Dynamic Rescaling for Training GNNs

Authors: Nimrah Mustafa, Rebekka Burkholz

NeurIPS 2024 | Conference PDF | Archive PDF | Plain Text | LLM Run Details

Reproducibility Variable Result LLM Response
Research Type Experimental We primarily study the effect of training GAT in a balanced state based on the relative gradients criterion (see Eq.(4)), by dynamic rescaling on five real-world heterophilic benchmark datasets [32]. We explore our conceptual ideas empirically and find promising directions to utilize dynamic rescaling for more practical benefits, by training in balance or controlling order of learning among network layers.
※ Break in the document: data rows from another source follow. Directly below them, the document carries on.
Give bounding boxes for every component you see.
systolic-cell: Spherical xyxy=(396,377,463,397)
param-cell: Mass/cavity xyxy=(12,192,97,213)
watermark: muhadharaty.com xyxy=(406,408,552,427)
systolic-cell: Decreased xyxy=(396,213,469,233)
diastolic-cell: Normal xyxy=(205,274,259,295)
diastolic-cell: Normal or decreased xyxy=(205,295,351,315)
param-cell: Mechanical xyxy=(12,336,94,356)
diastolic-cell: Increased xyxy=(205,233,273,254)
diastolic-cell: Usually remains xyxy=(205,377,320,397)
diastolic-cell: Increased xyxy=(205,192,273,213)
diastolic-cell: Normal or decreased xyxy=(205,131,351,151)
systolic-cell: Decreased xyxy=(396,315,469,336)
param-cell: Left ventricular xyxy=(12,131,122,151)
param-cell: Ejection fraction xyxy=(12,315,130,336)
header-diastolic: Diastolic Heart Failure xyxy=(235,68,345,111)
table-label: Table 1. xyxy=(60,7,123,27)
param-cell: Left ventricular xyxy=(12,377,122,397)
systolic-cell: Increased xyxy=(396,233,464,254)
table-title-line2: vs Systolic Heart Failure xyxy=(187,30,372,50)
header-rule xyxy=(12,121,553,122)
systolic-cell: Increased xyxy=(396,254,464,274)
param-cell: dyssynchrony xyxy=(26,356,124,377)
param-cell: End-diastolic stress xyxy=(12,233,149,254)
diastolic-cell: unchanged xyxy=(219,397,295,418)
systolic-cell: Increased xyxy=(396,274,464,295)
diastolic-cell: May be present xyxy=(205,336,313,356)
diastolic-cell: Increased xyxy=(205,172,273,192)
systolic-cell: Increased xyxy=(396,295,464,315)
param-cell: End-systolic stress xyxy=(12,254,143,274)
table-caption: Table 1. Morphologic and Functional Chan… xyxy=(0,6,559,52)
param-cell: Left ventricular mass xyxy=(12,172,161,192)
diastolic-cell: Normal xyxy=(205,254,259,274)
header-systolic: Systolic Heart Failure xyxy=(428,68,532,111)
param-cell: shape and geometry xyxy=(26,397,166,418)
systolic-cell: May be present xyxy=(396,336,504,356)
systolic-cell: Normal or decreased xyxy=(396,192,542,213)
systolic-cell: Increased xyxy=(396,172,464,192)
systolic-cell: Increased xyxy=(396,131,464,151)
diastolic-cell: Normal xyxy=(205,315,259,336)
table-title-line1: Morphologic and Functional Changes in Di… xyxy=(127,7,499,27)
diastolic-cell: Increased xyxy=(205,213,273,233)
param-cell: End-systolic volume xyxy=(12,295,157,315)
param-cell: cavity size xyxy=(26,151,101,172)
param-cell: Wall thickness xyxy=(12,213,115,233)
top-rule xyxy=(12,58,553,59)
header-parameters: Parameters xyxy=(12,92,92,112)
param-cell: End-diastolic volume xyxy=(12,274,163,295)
Researcher Affiliation Academia Nimrah Mustafa CISPA 66123 Saarbrücken, Germany nimrah.mustafa@cispa.de Rebekka Burkholz CISPA 66123 Saarbrücken, Germany burkholz@cispa.de
Pseudocode No The paper describes a procedure for balancing and provides equations (Eq. 6 and 7) but does not present it in a structured pseudocode or algorithm block.
Open Source Code Yes Our experimental code is available at https://github.com/RelationalML/Dynamic_Rescaling_GAT.
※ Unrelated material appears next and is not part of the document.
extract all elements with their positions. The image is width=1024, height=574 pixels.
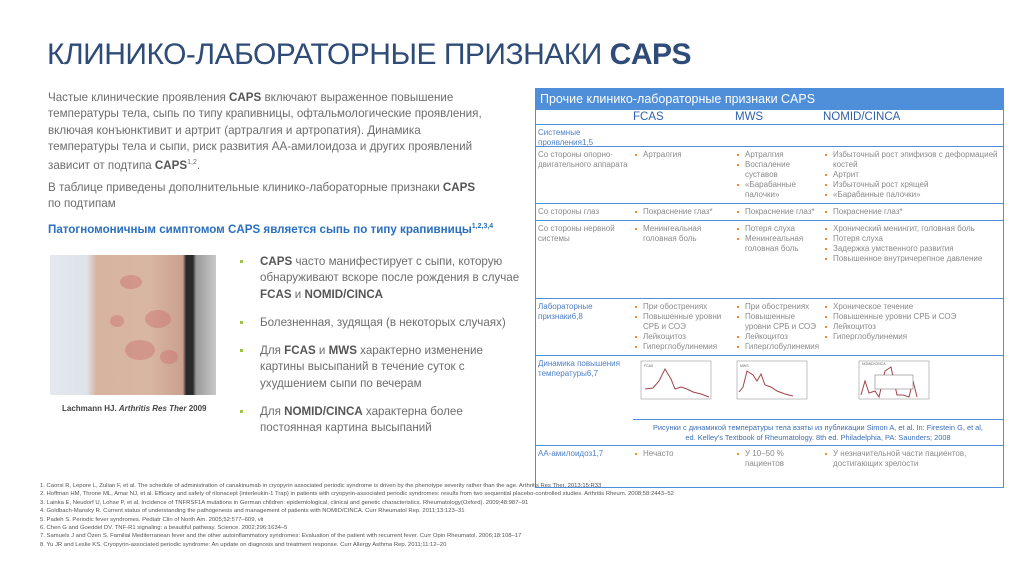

Open Datasets Yes We primarily study the effect of training GAT in a balanced state based on the relative gradients criterion (see Eq.(4)), by dynamic rescaling on five real-world heterophilic benchmark datasets [32].
Dataset Splits Yes Given the input graph G with a .75/.25/.25 train/validation/test split, we train a L = k layer GAT network with the same architecture as Mk but initialized with a looks-linear orthogonal structure which ensures that the network must learn the non-linear transformations of the target network.
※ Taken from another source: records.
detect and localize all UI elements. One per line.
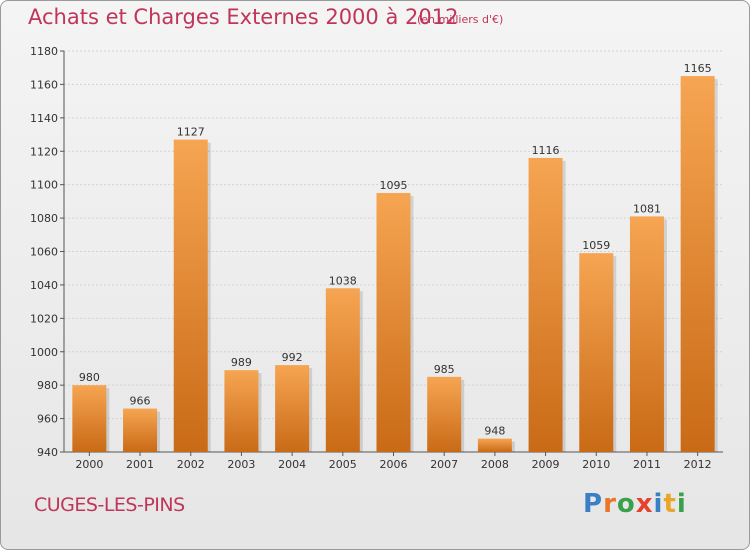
x-tick-label-2005: 2005 [329,458,357,471]
bar-2009 [528,157,563,452]
logo-letter: o [616,489,636,519]
x-tick-label-2007: 2007 [430,458,458,471]
data-label-2006: 1095 [380,179,408,192]
data-label-2005: 1038 [329,274,357,287]
bar-2010 [579,253,614,452]
axes: 940 960 980 1000 1020 1040 1060 1080 1100 1120 114… [30,45,723,459]
y-tick-label: 1120 [30,145,58,158]
y-tick-label: 1020 [30,312,58,325]
y-tick-label: 1100 [30,179,58,192]
city-name: CUGES-LES-PINS [34,494,185,516]
bar-2000 [72,385,107,452]
x-tick-label-2012: 2012 [684,458,712,471]
x-tick-label-2002: 2002 [177,458,205,471]
logo-letter: P [583,489,604,519]
bar-2006 [376,193,411,453]
x-tick-label-2010: 2010 [582,458,610,471]
bars [72,76,718,453]
proxiti-logo[interactable]: Proxiti [583,489,687,519]
y-tick-label: 1040 [30,279,58,292]
data-label-2010: 1059 [582,239,610,252]
data-label-2004: 992 [282,351,303,364]
y-tick-label: 940 [37,446,58,459]
bar-2004 [275,365,310,452]
y-tick-label: 1140 [30,112,58,125]
y-tick-label: 1180 [30,45,58,58]
y-tick-label: 1160 [30,78,58,91]
bar-2005 [325,288,360,452]
bar-2003 [224,370,259,452]
y-tick-label: 1000 [30,346,58,359]
bar-2008 [477,438,512,452]
y-tick-label: 960 [37,413,58,426]
chart-title: Achats et Charges Externes 2000 à 2012 [28,5,459,29]
data-label-2008: 948 [484,425,505,438]
data-label-2007: 985 [434,363,455,376]
logo-letter: x [635,489,654,519]
data-label-2011: 1081 [633,202,661,215]
data-label-2002: 1127 [177,126,205,139]
x-tick-label-2000: 2000 [75,458,103,471]
data-label-2001: 966 [130,395,151,408]
data-label-2003: 989 [231,356,252,369]
x-tick-label-2003: 2003 [227,458,255,471]
chart-subtitle: (en milliers d'€) [417,13,504,26]
logo-letter: i [653,489,664,519]
bar-2007 [427,376,462,452]
labels: 980 2000 966 2001 1127 2002 989 2003 992 2004 1038… [75,62,711,471]
data-label-2012: 1165 [684,62,712,75]
data-label-2009: 1116 [532,144,560,157]
x-tick-label-2001: 2001 [126,458,154,471]
bar-2012 [680,76,715,452]
x-tick-label-2004: 2004 [278,458,306,471]
y-tick-label: 1080 [30,212,58,225]
x-tick-label-2009: 2009 [532,458,560,471]
x-tick-label-2006: 2006 [380,458,408,471]
bar-2011 [629,216,664,452]
bar-2002 [173,139,208,452]
bar-2001 [123,408,158,452]
x-tick-label-2011: 2011 [633,458,661,471]
data-label-2000: 980 [79,371,100,384]
logo-letter: i [676,489,687,519]
y-tick-label: 980 [37,379,58,392]
x-tick-label-2008: 2008 [481,458,509,471]
y-tick-label: 1060 [30,246,58,259]
logo-letter: r [603,489,617,519]
logo-letter: t [663,489,677,519]
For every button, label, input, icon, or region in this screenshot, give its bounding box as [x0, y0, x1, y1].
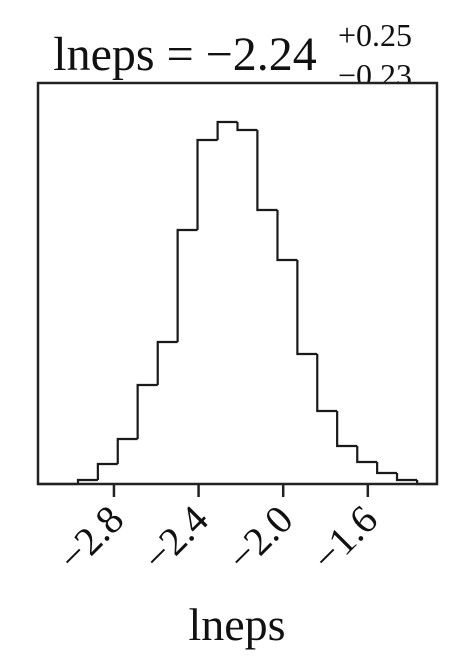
histogram-bin: [376, 462, 398, 475]
histogram-bin: [176, 228, 198, 342]
histogram-bin: [316, 354, 338, 413]
histogram-bin: [136, 383, 158, 439]
histogram-bin: [336, 411, 358, 448]
x-tick-label: −2.8: [49, 497, 132, 580]
chart-title: lneps = −2.24: [53, 28, 316, 81]
histogram-bin: [395, 473, 418, 482]
title-sup: +0.25: [338, 17, 412, 53]
histogram-bin: [196, 138, 218, 230]
x-tick-label: −1.6: [303, 497, 386, 580]
histogram-bin: [356, 446, 378, 464]
histogram-bin: [116, 437, 138, 464]
x-tick-label: −2.4: [134, 497, 217, 580]
axes-frame: [36, 81, 439, 486]
histogram-bin: [296, 260, 318, 356]
histogram-bin: [96, 462, 118, 480]
histogram-bin: [76, 478, 98, 484]
histogram-bin: [216, 120, 238, 140]
histogram-bin: [236, 122, 258, 132]
histogram-bin: [156, 340, 178, 385]
plot-area: [38, 83, 437, 484]
x-tick-label: −2.0: [218, 497, 301, 580]
histogram-bin: [276, 210, 298, 262]
x-axis-label: lneps: [188, 599, 285, 650]
histogram-bin: [256, 130, 278, 212]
Hardware Specification Yes Experiments were run on an NVIDIA RTX A6000 GPU with 50GB RAM.
Software Dependencies No The paper mentions 'Adam optimizer' and 'looks-linear orthogonal structure' but does not specify version numbers for any software dependencies or libraries used.
Experiment Setup Yes All experiments use the Adam optimizer and networks are randomly initialized with looks-linear orthogonal structure [36, 1] unless specified otherwise. [...] A maximum of 10 iterations for the rebalancing procedure outlined in Eq. (6) and (7) were used. [...] The best learning rate from {0.01, 0.001, 0.005}.